Ming Li and Paul Vitanyi's textbook on Kolmogorov complexity receives a 2020 McGuffey Longevity Award

Friday, February 28, 2020

University Professor Ming Li, the Canada Research Chair in Bioinformatics, and his colleague Professor Paul Vitányi at Centrum Wiskunde and Informatica in the Netherlands have received one of seven 2020 McGuffey Longevity Awards from the Textbook & Academic Authors Association for An Introduction to Kolmogorov Complexity and Its Applications.

Professors Li and Vitányi’s book introduces Kolmogorov complexity — a central theory and powerful tool in information science that deals with the quantity of information in individual objects. The textbook covers both fundamental concepts and important practical applications that are supported by wealth of didactic examples.

Professor Ming Li holding An Introduction to Kolmogorov Complexity and Its Applications 

University Professor Ming Li holds a copy of An Introduction to Kolmogorov Complexity and Its Applications, a textbook now in its fourth edition.

“Congratulations to Ming and his colleague Paul Vitányi on receiving a 2020 McGuffey Longevity Award,” said Mark Giesbrecht, Director of the David R. Cheriton School of Computer Science. “This award recognizes work that has been hugely influential over time. Now in its fourth edition, this textbook on Kolmogorov complexity remains a comprehensive and invaluable resource for undergraduate students, graduate students, and researchers across many disciplines within and outside computer science.”

Their textbook has received many glowing reviews from intellectual giants in computer science. In the book’s review, Juris Hartmanis, the 1993 Turing Award Winner, wrote, “Li and Vitányi have provided an ideal book for the exploration of a deep, beautiful and important part of computer science.” Jorma Rissanen, Professor Emeritus of Tampere University of Technology and a Fellow of Helsinki Institute for Information Technology, wrote in his review that “the book is likely to remain the standard treatment of Kolmogorov complexity for a long time.” And Ray Solomonoff, pioneer of machine learning, founder of algorithmic probability theory, and the first to describe the fundamental concept of Kolmogorov complexity wrote, “The book of Li and Vitányi is unexcelled.”
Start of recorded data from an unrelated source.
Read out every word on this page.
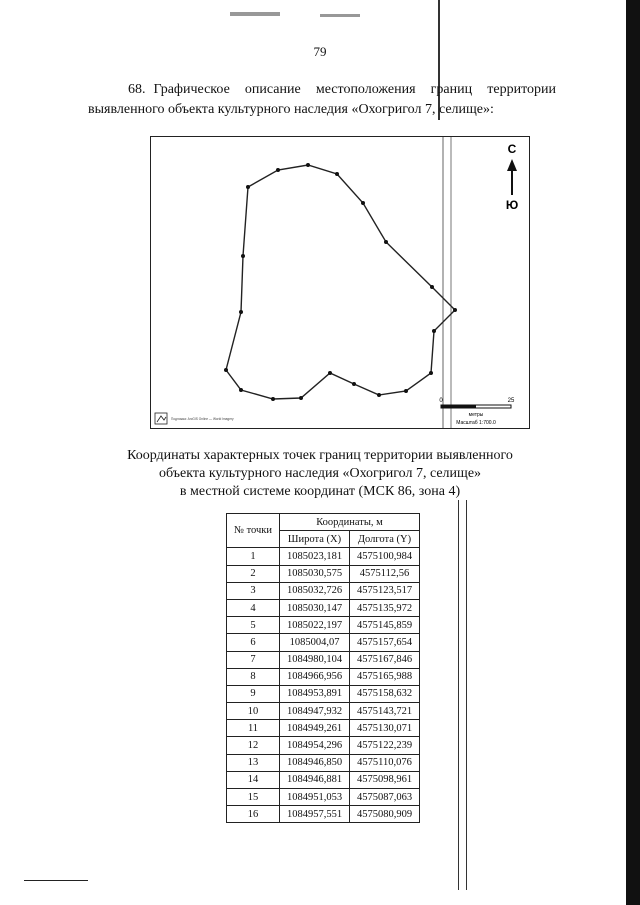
79

68. Графическое описание местоположения границ территории выявленного объекта культурного наследия «Охогригол 7, селище»:

С
Ю
0	25
метры
Масштаб 1:700.0
Подложка: ArcGIS Online — World Imagery
Координаты характерных точек границ территории выявленного
объекта культурного наследия «Охогригол 7, селище»
в местной системе координат (МСК 86, зона 4)
№ точки	Координаты, м	
	Широта (X)	Долгота (Y)
1	1085023,181	4575100,984
2	1085030,575	4575112,56
3	1085032,726	4575123,517
4	1085030,147	4575135,972
5	1085022,197	4575145,859
6	1085004,07	4575157,654
7	1084980,104	4575167,846
8	1084966,956	4575165,988
9	1084953,891	4575158,632
10	1084947,932	4575143,721
11	1084949,261	4575130,071
12	1084954,296	4575122,239
13	1084946,850	4575110,076
14	1084946,881	4575098,961
15	1084951,053	4575087,063
16	1084957,551	4575080,909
The McGuffey Longevity Award recognizes textbooks and learning materials whose excellence has been demonstrated over time. To be eligible, a work must have been in print for at least 15 years and continue to be in press. The 2020 McGuffey Longevity Awards will be presented to authors during an awards luncheon at the Textbook & Academic Authors Association’s 33rd Annual Textbook & Academic Authoring Conference in San Diego, California on June 12, 2020.